The NGI overlaps with TRLs 1 to 4 and develops the experimental proof of concept and validating processes in the laboratory.
The new GEIC bridges the investment gap focussing on TRLs 4 to 6 coordinating with the NGI and validating processes and process capability on production equipment.
TRLs 6 to 9 are the focus of industrial partners who will interface with the GEIC and develop the capability to marshal the capability resources to manufacture at scale, developing supply chains and marketing the advanced products that drive the return on investment for which they are configured.

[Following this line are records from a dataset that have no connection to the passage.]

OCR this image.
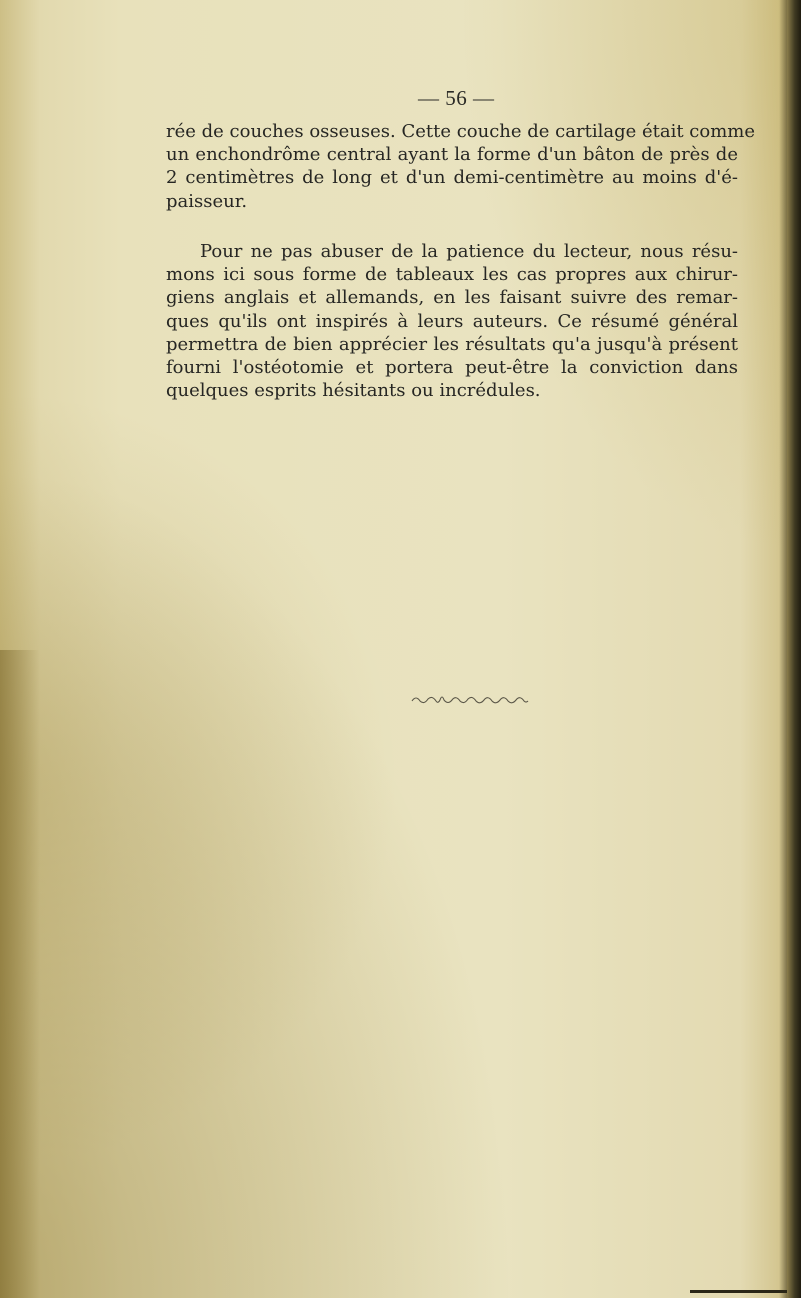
— 56 —
rée de couches osseuses. Cette couche de cartilage était comme
un enchondrôme central ayant la forme d'un bâton de près de
2 centimètres de long et d'un demi-centimètre au moins d'é-
paisseur.
Pour ne pas abuser de la patience du lecteur, nous résu-
mons ici sous forme de tableaux les cas propres aux chirur-
giens anglais et allemands, en les faisant suivre des remar-
ques qu'ils ont inspirés à leurs auteurs. Ce résumé général
permettra de bien apprécier les résultats qu'a jusqu'à présent
fourni l'ostéotomie et portera peut-être la conviction dans
quelques esprits hésitants ou incrédules.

The visible part of the strategy: The buildings
The £61m National Graphene Institute (NGI) is impressive, but as we have seen, James and his colleagues have realised it is not enough. So they are investing a further £60m to build a new centre in Manchester. This will open in 2018 and is called the Graphene Engineering and Innovation Centre (GEIC, pronounced as ‘geek’)
The NGI and GEIC are the most visible part of the ambitious graphene city strategic vision by the University of Manchester. This aims to create a critical mass of scientists, manufacturers, engineers, innovators and industrialists in the city.
Building these shiny new world-class facilities is already attracting and developing a new world-class labour market highly skilled in 2D materials. This means Manchester has the cluster of capability that can take ideas from the laboratory to the wheels of industry.
I came away from meeting James with an awareness of the sense of purpose such a coherent vision creates. This is an exciting place to work and it is only just getting started. Expect to hear more about Graphene City in the future.